Einfach ist die Sache mit dem Namen nicht wirklich, denn auch der Nachname muss in Betracht gezogen werden. Bestehen beide Namen aus einer Silbe, könnte sich das wie ein gebrülltes Kommando anhören. Und Doppelnamen sollten nicht auch noch mit einem Bindestrich versehen werden, weil niemand so viel Zeit hat, das herunterzubeten.
Aber tatsächlich haben die meisten Einfälle der namensgebenden Erwachsenen etwas gemeinsam: Niemanden interessiert die Bedeutung. Wenn nun ein schwedisch blondes Mädchen ausgerechnet Melanie heißen muss – was "die Schwarze" bedeutet – macht das nicht wirklich etwas aus. Zum einen weiß das kaum jemand, zum anderen sind Namen in unserem Kulturkreis eine bloße Bezeichnung. Da auch dies streng reglementiert ist – manchmal zum Glück für die neuen Weltbürger – steht nur eine begrenzte Auswahl zur Verfügung und muss recht und schlecht angepasst werden.

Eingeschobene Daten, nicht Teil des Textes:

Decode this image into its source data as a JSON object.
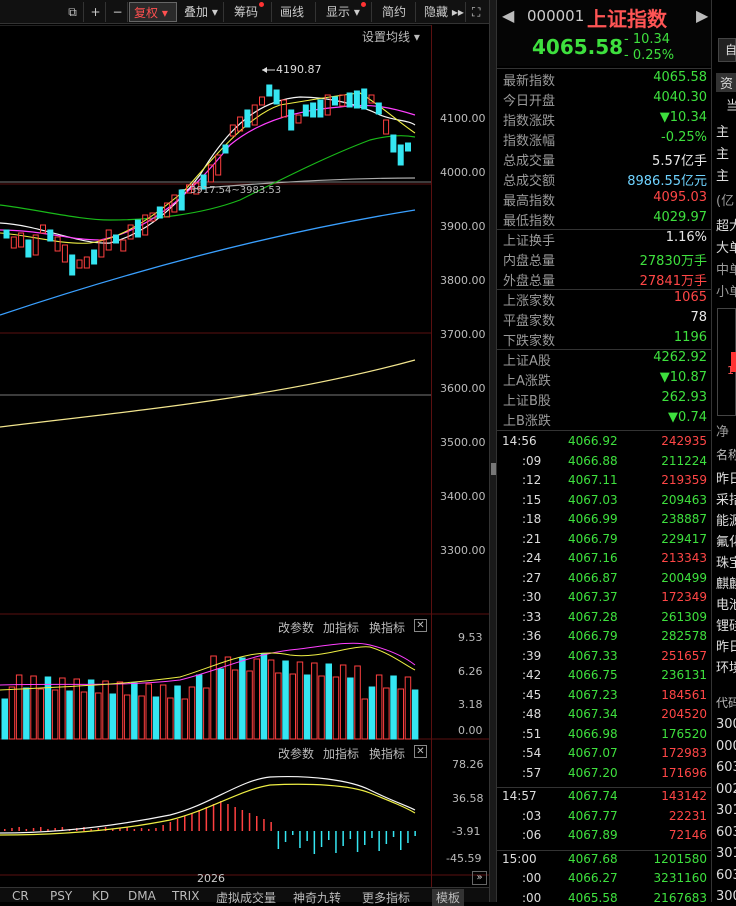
{
  "toolbar": {
    "items": [
      "复权",
      "叠加",
      "筹码",
      "画线",
      "显示",
      "简约",
      "隐藏"
    ]
  },
  "chart_header": {
    "setting": "设置均线"
  },
  "price_axis": [
    "4100.00",
    "4000.00",
    "3900.00",
    "3800.00",
    "3700.00",
    "3600.00",
    "3500.00",
    "3400.00",
    "3300.00"
  ],
  "annotations": {
    "high": "4190.87",
    "range": "3917.54~3983.53"
  },
  "volume_panel": {
    "buttons": [
      "改参数",
      "加指标",
      "换指标"
    ],
    "axis": [
      "9.53",
      "6.26",
      "3.18",
      "0.00"
    ]
  },
  "macd_panel": {
    "buttons": [
      "改参数",
      "加指标",
      "换指标"
    ],
    "axis": [
      "78.26",
      "36.58",
      "-3.91",
      "-45.59"
    ]
  },
  "time_axis": {
    "year": "2026"
  },
  "bottom_tabs": [
    "CR",
    "PSY",
    "KD",
    "DMA",
    "TRIX",
    "虚拟成交量",
    "神奇九转",
    "更多指标",
    "模板"
  ],
  "header": {
    "code": "000001",
    "name": "上证指数",
    "price": "4065.58",
    "change": "- 10.34",
    "change_pct": "- 0.25%",
    "right_btn": "自"
  },
  "stats": [
    {
      "label": "最新指数",
      "value": "4065.58",
      "color": "#3ee03e"
    },
    {
      "label": "今日开盘",
      "value": "4040.30",
      "color": "#3ee03e"
    },
    {
      "label": "指数涨跌",
      "value": "▼10.34",
      "color": "#3ee03e"
    },
    {
      "label": "指数涨幅",
      "value": "-0.25%",
      "color": "#3ee03e"
    },
    {
      "label": "总成交量",
      "value": "5.57亿手",
      "color": "#e8e8e8"
    },
    {
      "label": "总成交额",
      "value": "8986.55亿元",
      "color": "#6fd3ff"
    },
    {
      "label": "最高指数",
      "value": "4095.03",
      "color": "#ff4646"
    },
    {
      "label": "最低指数",
      "value": "4029.97",
      "color": "#3ee03e"
    },
    {
      "label": "上证换手",
      "value": "1.16%",
      "color": "#e8e8e8"
    },
    {
      "label": "内盘总量",
      "value": "27830万手",
      "color": "#3ee03e"
    },
    {
      "label": "外盘总量",
      "value": "27841万手",
      "color": "#ff4646"
    },
    {
      "label": "上涨家数",
      "value": "1065",
      "color": "#ff4646"
    },
    {
      "label": "平盘家数",
      "value": "78",
      "color": "#e8e8e8"
    },
    {
      "label": "下跌家数",
      "value": "1196",
      "color": "#3ee03e"
    },
    {
      "label": "上证A股",
      "value": "4262.92",
      "color": "#3ee03e"
    },
    {
      "label": "上A涨跌",
      "value": "▼10.87",
      "color": "#3ee03e"
    },
    {
      "label": "上证B股",
      "value": "262.93",
      "color": "#3ee03e"
    },
    {
      "label": "上B涨跌",
      "value": "▼0.74",
      "color": "#3ee03e"
    }
  ],
  "ticks": [
    {
      "time": "14:56",
      "price": "4066.92",
      "vol": "242935",
      "vc": "#ff4646"
    },
    {
      "time": ":09",
      "price": "4066.88",
      "vol": "211224",
      "vc": "#3ee03e"
    },
    {
      "time": ":12",
      "price": "4067.11",
      "vol": "219359",
      "vc": "#ff4646"
    },
    {
      "time": ":15",
      "price": "4067.03",
      "vol": "209463",
      "vc": "#3ee03e"
    },
    {
      "time": ":18",
      "price": "4066.99",
      "vol": "238887",
      "vc": "#3ee03e"
    },
    {
      "time": ":21",
      "price": "4066.79",
      "vol": "229417",
      "vc": "#3ee03e"
    },
    {
      "time": ":24",
      "price": "4067.16",
      "vol": "213343",
      "vc": "#ff4646"
    },
    {
      "time": ":27",
      "price": "4066.87",
      "vol": "200499",
      "vc": "#3ee03e"
    },
    {
      "time": ":30",
      "price": "4067.37",
      "vol": "172349",
      "vc": "#ff4646"
    },
    {
      "time": ":33",
      "price": "4067.28",
      "vol": "261309",
      "vc": "#3ee03e"
    },
    {
      "time": ":36",
      "price": "4066.79",
      "vol": "282578",
      "vc": "#3ee03e"
    },
    {
      "time": ":39",
      "price": "4067.33",
      "vol": "251657",
      "vc": "#ff4646"
    },
    {
      "time": ":42",
      "price": "4066.75",
      "vol": "236131",
      "vc": "#3ee03e"
    },
    {
      "time": ":45",
      "price": "4067.23",
      "vol": "184561",
      "vc": "#ff4646"
    },
    {
      "time": ":48",
      "price": "4067.34",
      "vol": "204520",
      "vc": "#ff4646"
    },
    {
      "time": ":51",
      "price": "4066.98",
      "vol": "176520",
      "vc": "#3ee03e"
    },
    {
      "time": ":54",
      "price": "4067.07",
      "vol": "172983",
      "vc": "#ff4646"
    },
    {
      "time": ":57",
      "price": "4067.20",
      "vol": "171696",
      "vc": "#ff4646"
    },
    {
      "time": "14:57",
      "price": "4067.74",
      "vol": "143142",
      "vc": "#ff4646"
    },
    {
      "time": ":03",
      "price": "4067.77",
      "vol": "22231",
      "vc": "#ff4646"
    },
    {
      "time": ":06",
      "price": "4067.89",
      "vol": "72146",
      "vc": "#ff4646"
    },
    {
      "time": "15:00",
      "price": "4067.68",
      "vol": "1201580",
      "vc": "#3ee03e"
    },
    {
      "time": ":00",
      "price": "4066.27",
      "vol": "3231160",
      "vc": "#3ee03e"
    },
    {
      "time": ":00",
      "price": "4065.58",
      "vol": "2167683",
      "vc": "#3ee03e"
    }
  ],
  "far_right": {
    "top": [
      "资",
      "当"
    ],
    "main_rows": [
      "主",
      "主",
      "主"
    ],
    "yi": "(亿",
    "flow": [
      "超大",
      "大单",
      "中单",
      "小单"
    ],
    "small_val": "1",
    "net": "净",
    "list_header": "名称",
    "list": [
      "昨日",
      "采拮",
      "能源",
      "氟化",
      "珠宝",
      "麒麟",
      "电池",
      "锂硅",
      "昨日",
      "环境"
    ],
    "code_header": "代码",
    "codes": [
      "300",
      "000",
      "603",
      "002",
      "301",
      "603",
      "301",
      "603",
      "300"
    ]
  }
}
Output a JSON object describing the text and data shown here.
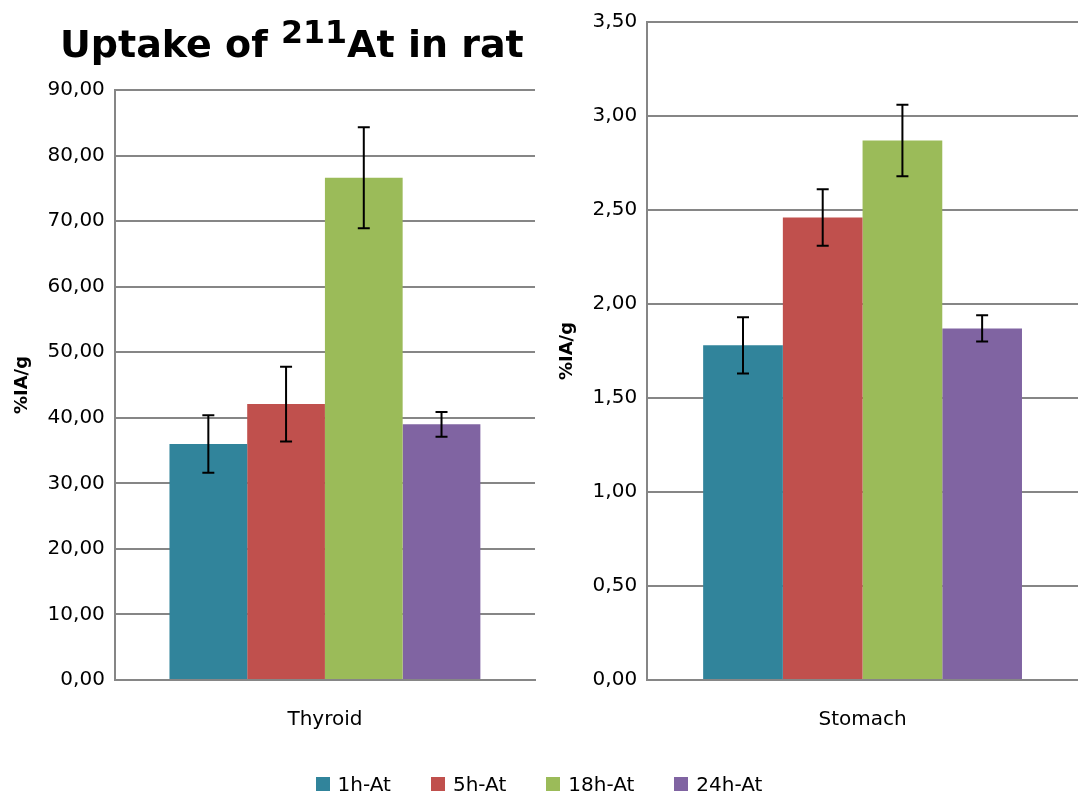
{
  "chart_data": [
    {
      "type": "bar",
      "title": "Uptake of $^{211}$At in rat",
      "ylabel": "%IA/g",
      "categories": [
        "Thyroid"
      ],
      "series": [
        {
          "name": "1h-At",
          "color": "#31849b",
          "values": [
            36.0
          ],
          "errors": [
            4.4
          ]
        },
        {
          "name": "5h-At",
          "color": "#c0504d",
          "values": [
            42.1
          ],
          "errors": [
            5.7
          ]
        },
        {
          "name": "18h-At",
          "color": "#9bbb59",
          "values": [
            76.6
          ],
          "errors": [
            7.7
          ]
        },
        {
          "name": "24h-At",
          "color": "#8064a2",
          "values": [
            39.0
          ],
          "errors": [
            1.9
          ]
        }
      ],
      "ylim": [
        0,
        90
      ],
      "yticks": [
        {
          "value": 0,
          "label": "0,00"
        },
        {
          "value": 10,
          "label": "10,00"
        },
        {
          "value": 20,
          "label": "20,00"
        },
        {
          "value": 30,
          "label": "30,00"
        },
        {
          "value": 40,
          "label": "40,00"
        },
        {
          "value": 50,
          "label": "50,00"
        },
        {
          "value": 60,
          "label": "60,00"
        },
        {
          "value": 70,
          "label": "70,00"
        },
        {
          "value": 80,
          "label": "80,00"
        },
        {
          "value": 90,
          "label": "90,00"
        }
      ],
      "grid": "y",
      "legend": "bottom"
    },
    {
      "type": "bar",
      "ylabel": "%IA/g",
      "categories": [
        "Stomach"
      ],
      "series": [
        {
          "name": "1h-At",
          "color": "#31849b",
          "values": [
            1.78
          ],
          "errors": [
            0.15
          ]
        },
        {
          "name": "5h-At",
          "color": "#c0504d",
          "values": [
            2.46
          ],
          "errors": [
            0.15
          ]
        },
        {
          "name": "18h-At",
          "color": "#9bbb59",
          "values": [
            2.87
          ],
          "errors": [
            0.19
          ]
        },
        {
          "name": "24h-At",
          "color": "#8064a2",
          "values": [
            1.87
          ],
          "errors": [
            0.07
          ]
        }
      ],
      "ylim": [
        0,
        3.5
      ],
      "yticks": [
        {
          "value": 0,
          "label": "0,00"
        },
        {
          "value": 0.5,
          "label": "0,50"
        },
        {
          "value": 1,
          "label": "1,00"
        },
        {
          "value": 1.5,
          "label": "1,50"
        },
        {
          "value": 2,
          "label": "2,00"
        },
        {
          "value": 2.5,
          "label": "2,50"
        },
        {
          "value": 3,
          "label": "3,00"
        },
        {
          "value": 3.5,
          "label": "3,50"
        }
      ],
      "grid": "y",
      "legend": "bottom"
    }
  ]
}
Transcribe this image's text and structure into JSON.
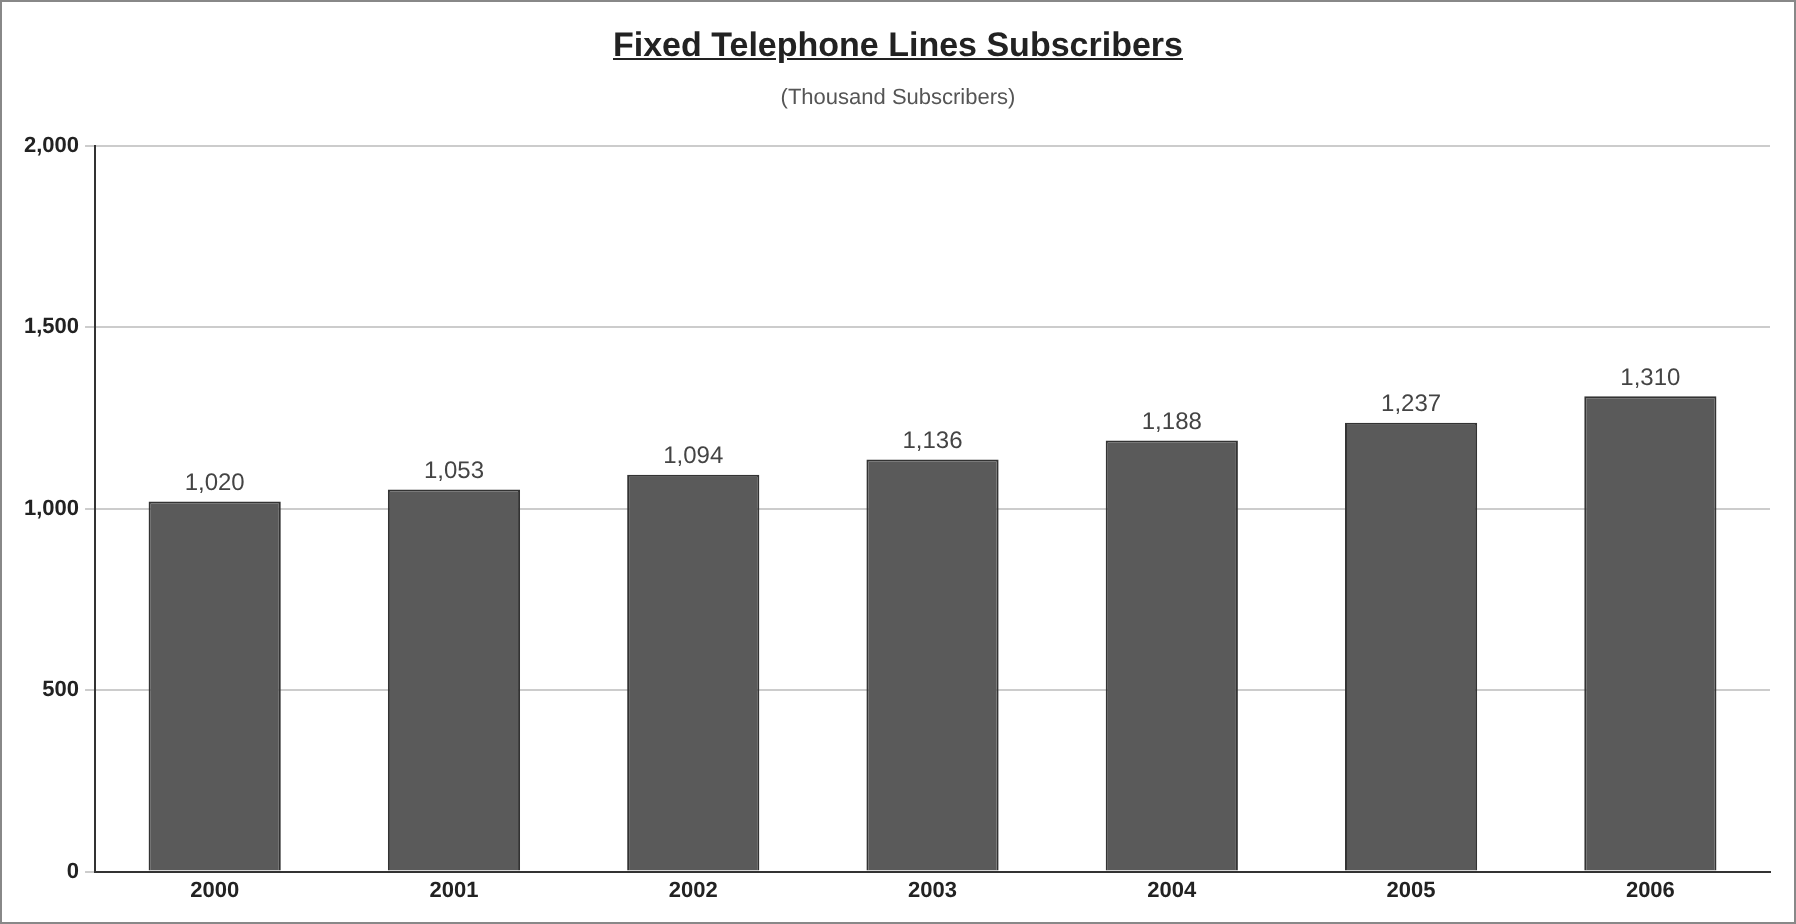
{
  "chart_data": {
    "type": "bar",
    "title": "Fixed Telephone Lines Subscribers",
    "subtitle": "(Thousand Subscribers)",
    "categories": [
      "2000",
      "2001",
      "2002",
      "2003",
      "2004",
      "2005",
      "2006"
    ],
    "values": [
      1020,
      1053,
      1094,
      1136,
      1188,
      1237,
      1310
    ],
    "value_labels": [
      "1,020",
      "1,053",
      "1,094",
      "1,136",
      "1,188",
      "1,237",
      "1,310"
    ],
    "color": "#5a5a5a",
    "ylim": [
      0,
      2000
    ],
    "yticks": [
      {
        "value": 0,
        "label": "0"
      },
      {
        "value": 500,
        "label": "500"
      },
      {
        "value": 1000,
        "label": "1,000"
      },
      {
        "value": 1500,
        "label": "1,500"
      },
      {
        "value": 2000,
        "label": "2,000"
      }
    ],
    "grid": "y"
  }
}
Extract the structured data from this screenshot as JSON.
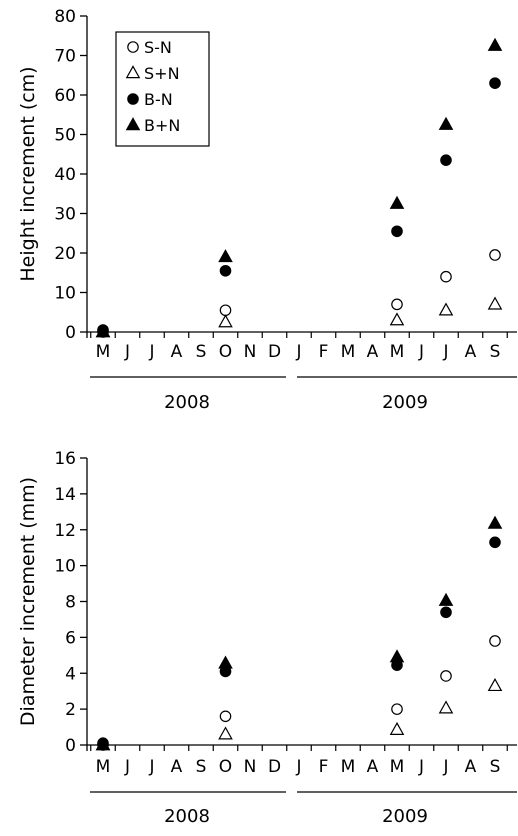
{
  "chart_data": [
    {
      "type": "scatter",
      "ylabel": "Height increment (cm)",
      "ylim": [
        0,
        80
      ],
      "yticks": [
        "0",
        "10",
        "20",
        "30",
        "40",
        "50",
        "60",
        "70",
        "80"
      ],
      "months": [
        "M",
        "J",
        "J",
        "A",
        "S",
        "O",
        "N",
        "D",
        "J",
        "F",
        "M",
        "A",
        "M",
        "J",
        "J",
        "A",
        "S"
      ],
      "years": [
        "2008",
        "2009"
      ],
      "legend": {
        "position": "top-left",
        "entries": [
          {
            "name": "S-N",
            "marker": "circle-open"
          },
          {
            "name": "S+N",
            "marker": "triangle-open"
          },
          {
            "name": "B-N",
            "marker": "circle-filled"
          },
          {
            "name": "B+N",
            "marker": "triangle-filled"
          }
        ]
      },
      "grid": false,
      "series": [
        {
          "name": "S-N",
          "marker": "circle-open",
          "points": [
            {
              "x": "May 2008",
              "y": 0
            },
            {
              "x": "Oct 2008",
              "y": 5.5
            },
            {
              "x": "May 2009",
              "y": 7
            },
            {
              "x": "Jul 2009",
              "y": 14
            },
            {
              "x": "Sep 2009",
              "y": 19.5
            }
          ]
        },
        {
          "name": "S+N",
          "marker": "triangle-open",
          "points": [
            {
              "x": "May 2008",
              "y": 0
            },
            {
              "x": "Oct 2008",
              "y": 2.5
            },
            {
              "x": "May 2009",
              "y": 3
            },
            {
              "x": "Jul 2009",
              "y": 5.5
            },
            {
              "x": "Sep 2009",
              "y": 7
            }
          ]
        },
        {
          "name": "B-N",
          "marker": "circle-filled",
          "points": [
            {
              "x": "May 2008",
              "y": 0.5
            },
            {
              "x": "Oct 2008",
              "y": 15.5
            },
            {
              "x": "May 2009",
              "y": 25.5
            },
            {
              "x": "Jul 2009",
              "y": 43.5
            },
            {
              "x": "Sep 2009",
              "y": 63
            }
          ]
        },
        {
          "name": "B+N",
          "marker": "triangle-filled",
          "points": [
            {
              "x": "May 2008",
              "y": 0
            },
            {
              "x": "Oct 2008",
              "y": 19
            },
            {
              "x": "May 2009",
              "y": 32.5
            },
            {
              "x": "Jul 2009",
              "y": 52.5
            },
            {
              "x": "Sep 2009",
              "y": 72.5
            }
          ]
        }
      ]
    },
    {
      "type": "scatter",
      "ylabel": "Diameter increment (mm)",
      "ylim": [
        0,
        16
      ],
      "yticks": [
        "0",
        "2",
        "4",
        "6",
        "8",
        "10",
        "12",
        "14",
        "16"
      ],
      "months": [
        "M",
        "J",
        "J",
        "A",
        "S",
        "O",
        "N",
        "D",
        "J",
        "F",
        "M",
        "A",
        "M",
        "J",
        "J",
        "A",
        "S"
      ],
      "years": [
        "2008",
        "2009"
      ],
      "grid": false,
      "series": [
        {
          "name": "S-N",
          "marker": "circle-open",
          "points": [
            {
              "x": "May 2008",
              "y": 0
            },
            {
              "x": "Oct 2008",
              "y": 1.6
            },
            {
              "x": "May 2009",
              "y": 2
            },
            {
              "x": "Jul 2009",
              "y": 3.85
            },
            {
              "x": "Sep 2009",
              "y": 5.8
            }
          ]
        },
        {
          "name": "S+N",
          "marker": "triangle-open",
          "points": [
            {
              "x": "May 2008",
              "y": 0
            },
            {
              "x": "Oct 2008",
              "y": 0.6
            },
            {
              "x": "May 2009",
              "y": 0.85
            },
            {
              "x": "Jul 2009",
              "y": 2.05
            },
            {
              "x": "Sep 2009",
              "y": 3.3
            }
          ]
        },
        {
          "name": "B-N",
          "marker": "circle-filled",
          "points": [
            {
              "x": "May 2008",
              "y": 0.1
            },
            {
              "x": "Oct 2008",
              "y": 4.1
            },
            {
              "x": "May 2009",
              "y": 4.45
            },
            {
              "x": "Jul 2009",
              "y": 7.4
            },
            {
              "x": "Sep 2009",
              "y": 11.3
            }
          ]
        },
        {
          "name": "B+N",
          "marker": "triangle-filled",
          "points": [
            {
              "x": "May 2008",
              "y": 0
            },
            {
              "x": "Oct 2008",
              "y": 4.55
            },
            {
              "x": "May 2009",
              "y": 4.9
            },
            {
              "x": "Jul 2009",
              "y": 8.05
            },
            {
              "x": "Sep 2009",
              "y": 12.35
            }
          ]
        }
      ]
    }
  ]
}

In der Vergangenheit und auch in anderen Weltgegenden wurde oder wird das etwas anders angegangen. Der Name war etwas, das ebenso lebendig war wie der Träger – eigentlich war es der Mensch selber. Deshalb gab es Völker, in denen es Brauch war, den ureigenen Namen niemandem zu verraten, um zu verhindern, dass jemand durch diese Kenntnis Macht über den Träger gewinnen konnte. Überhaupt wird diesem gesprochenen Abbild des Selbst eine große magische Kraft zugesprochen. Wer den Namen eines Lebewesens kennt – den wahren Namen – kann es in seine Gewalt bringen bzw. darüber gebieten. Es gibt eine alte Geschichte über einen rachsüchtigen Barden, der einen König verfluchen wollte und dem das nicht gelang, weil dessen Name in kein magisch moderates Versmaß zu bringen war. Seit jeher war es also kein bloßes Bezeichnen, so dass man jemanden eben irgendwie rufen oder benennen konnte, sondern ein weitaus wichtigeres Unterfangen: das Namensgeben.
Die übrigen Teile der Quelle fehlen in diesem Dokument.